Dark Stars in Inflammation: Astrocytes in the Neurodegenerating Brain
Posted on: 10 June 2015
Researchers from Trinity College Dublin have discovered that specialised ‘astrocytes’ abandon their posts as protectors and repairers of the brain when primed by the neurodegeneration of cells around them.
Astrocytes, named as a result of their star-shaped appearance, function in healthy brains to assist with normal brain function and metabolism.
However, the researchers from Trinity’s School of Biochemistry and Immunology have now demonstrated that these cells play a major role in the inflammatory hypersensitivity of the degenerating brain, by responding in an inappropriate and exaggerated fashion when stimulated by inflammation around them.
This discovery has important implications for the management of neurodegenerative conditions such as stroke and Parkinson’s and Alzheimer’s diseases.
In findings just published in the Journal of Neuroscience, the research group of Wellcome Trust Research Professor, Colm Cunningham, showed that stimulated astrocytes produce exaggerated amounts of molecules known as chemokines, which mobilise and recruit large numbers of inflammatory cells from the periphery to the brain. Normally, this process is tightly regulated in the young, healthy brain.

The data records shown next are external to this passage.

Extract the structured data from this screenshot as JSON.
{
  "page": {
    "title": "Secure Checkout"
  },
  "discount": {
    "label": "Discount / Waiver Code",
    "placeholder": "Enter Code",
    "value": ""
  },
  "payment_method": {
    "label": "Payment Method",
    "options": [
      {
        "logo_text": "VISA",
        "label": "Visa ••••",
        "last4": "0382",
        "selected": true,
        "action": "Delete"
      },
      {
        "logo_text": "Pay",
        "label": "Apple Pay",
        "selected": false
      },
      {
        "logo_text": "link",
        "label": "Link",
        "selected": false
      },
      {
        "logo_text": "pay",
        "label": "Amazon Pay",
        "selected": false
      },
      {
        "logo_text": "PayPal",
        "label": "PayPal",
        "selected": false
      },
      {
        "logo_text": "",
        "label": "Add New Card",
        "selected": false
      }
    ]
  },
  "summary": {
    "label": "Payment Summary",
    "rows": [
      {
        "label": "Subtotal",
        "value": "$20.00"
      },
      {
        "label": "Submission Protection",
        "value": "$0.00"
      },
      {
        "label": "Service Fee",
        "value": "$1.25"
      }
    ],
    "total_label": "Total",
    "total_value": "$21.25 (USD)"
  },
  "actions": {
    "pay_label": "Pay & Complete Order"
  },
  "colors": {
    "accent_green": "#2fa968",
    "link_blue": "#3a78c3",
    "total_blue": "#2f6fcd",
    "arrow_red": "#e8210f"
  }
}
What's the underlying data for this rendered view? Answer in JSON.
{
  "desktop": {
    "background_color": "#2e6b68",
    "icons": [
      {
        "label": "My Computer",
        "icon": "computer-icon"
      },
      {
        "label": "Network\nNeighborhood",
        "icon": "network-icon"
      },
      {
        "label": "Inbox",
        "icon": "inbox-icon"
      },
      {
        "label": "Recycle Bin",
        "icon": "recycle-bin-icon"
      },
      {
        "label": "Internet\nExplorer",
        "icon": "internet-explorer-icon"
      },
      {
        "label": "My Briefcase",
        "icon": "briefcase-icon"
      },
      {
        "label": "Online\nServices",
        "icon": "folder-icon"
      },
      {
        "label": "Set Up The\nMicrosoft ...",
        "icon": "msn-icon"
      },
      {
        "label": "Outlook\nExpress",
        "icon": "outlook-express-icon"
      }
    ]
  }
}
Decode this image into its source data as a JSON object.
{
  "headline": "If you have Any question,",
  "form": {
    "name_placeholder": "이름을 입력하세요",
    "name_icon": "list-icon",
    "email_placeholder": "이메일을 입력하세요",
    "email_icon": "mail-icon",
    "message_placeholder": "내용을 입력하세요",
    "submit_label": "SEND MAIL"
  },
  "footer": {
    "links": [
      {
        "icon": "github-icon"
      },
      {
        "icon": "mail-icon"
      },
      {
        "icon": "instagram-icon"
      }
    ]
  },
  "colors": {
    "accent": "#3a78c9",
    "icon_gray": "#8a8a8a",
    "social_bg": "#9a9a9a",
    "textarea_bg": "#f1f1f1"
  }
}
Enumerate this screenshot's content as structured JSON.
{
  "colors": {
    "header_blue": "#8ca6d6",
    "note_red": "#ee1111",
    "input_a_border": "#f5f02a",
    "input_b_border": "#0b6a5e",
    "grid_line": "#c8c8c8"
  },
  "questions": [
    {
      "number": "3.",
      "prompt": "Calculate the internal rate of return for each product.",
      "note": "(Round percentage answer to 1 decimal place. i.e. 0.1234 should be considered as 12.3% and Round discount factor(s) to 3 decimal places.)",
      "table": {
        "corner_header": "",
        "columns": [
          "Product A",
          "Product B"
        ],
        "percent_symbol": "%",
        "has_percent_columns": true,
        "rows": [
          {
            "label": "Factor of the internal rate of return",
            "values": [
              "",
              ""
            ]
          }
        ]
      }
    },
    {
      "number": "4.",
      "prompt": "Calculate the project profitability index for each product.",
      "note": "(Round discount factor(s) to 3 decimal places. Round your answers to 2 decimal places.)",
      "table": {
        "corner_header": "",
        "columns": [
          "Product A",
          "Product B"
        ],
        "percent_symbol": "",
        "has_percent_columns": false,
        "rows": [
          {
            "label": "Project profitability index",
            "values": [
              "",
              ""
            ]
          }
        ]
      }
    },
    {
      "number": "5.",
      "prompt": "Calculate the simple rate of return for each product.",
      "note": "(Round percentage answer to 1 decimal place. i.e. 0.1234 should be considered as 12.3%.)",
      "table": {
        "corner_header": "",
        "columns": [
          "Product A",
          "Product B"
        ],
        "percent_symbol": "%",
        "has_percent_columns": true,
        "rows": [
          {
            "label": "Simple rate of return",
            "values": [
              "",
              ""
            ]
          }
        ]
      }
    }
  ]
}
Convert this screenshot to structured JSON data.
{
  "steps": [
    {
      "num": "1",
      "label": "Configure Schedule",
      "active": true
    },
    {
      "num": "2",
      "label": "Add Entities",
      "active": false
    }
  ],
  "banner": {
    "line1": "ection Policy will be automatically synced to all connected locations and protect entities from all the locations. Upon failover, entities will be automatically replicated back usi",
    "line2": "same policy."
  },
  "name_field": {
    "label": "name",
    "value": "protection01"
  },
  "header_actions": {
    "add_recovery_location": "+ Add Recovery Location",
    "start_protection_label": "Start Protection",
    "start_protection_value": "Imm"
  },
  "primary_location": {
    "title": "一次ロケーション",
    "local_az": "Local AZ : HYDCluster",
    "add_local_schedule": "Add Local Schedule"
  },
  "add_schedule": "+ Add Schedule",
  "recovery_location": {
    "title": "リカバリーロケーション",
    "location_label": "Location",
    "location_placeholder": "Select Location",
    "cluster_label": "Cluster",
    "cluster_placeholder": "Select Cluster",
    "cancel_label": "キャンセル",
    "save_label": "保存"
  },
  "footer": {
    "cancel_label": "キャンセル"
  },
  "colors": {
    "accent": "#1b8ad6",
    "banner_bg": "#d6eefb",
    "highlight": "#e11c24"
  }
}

The chemokines CCL2 and CXCL1 are synthesised when the brain is exposed to acute pro-inflammatory cytokines, such as those produced during acute injury to the brain or during neurodegeneration.
These same chemokines were produced at much greater levels, however, when astrocytes of the neurodegenerating brain were similarly challenged. This in turn led to a large infiltration of neutrophils and monocytes, which act as key parts of the immune system, but which can contribute to negative brain outcomes when infiltration is uncontrolled and inflammation is excessive.
Crucially, this discovery expands our knowledge of the inflammatory vulnerability of the aging and degenerating brain and hints at strategies that could lessen this susceptibility.
Professor Cunningham said: “If one recognises the mechanisms by which the brain becomes susceptible to the effects of co-morbidities and environmental insults, one can then lessen their effects, irrespective of whether these strategies target the primary pathology. It is possible that targeting chemokines, or the inflammatory cells that produce them, may have protective effects in vulnerable patients.”
Professor Cunningham is funded by a Wellcome Trust Senior Research Fellowship, while Edel Hennessy, a PhD student who performed much of the research, was supported by a Trinity Foundation College Award.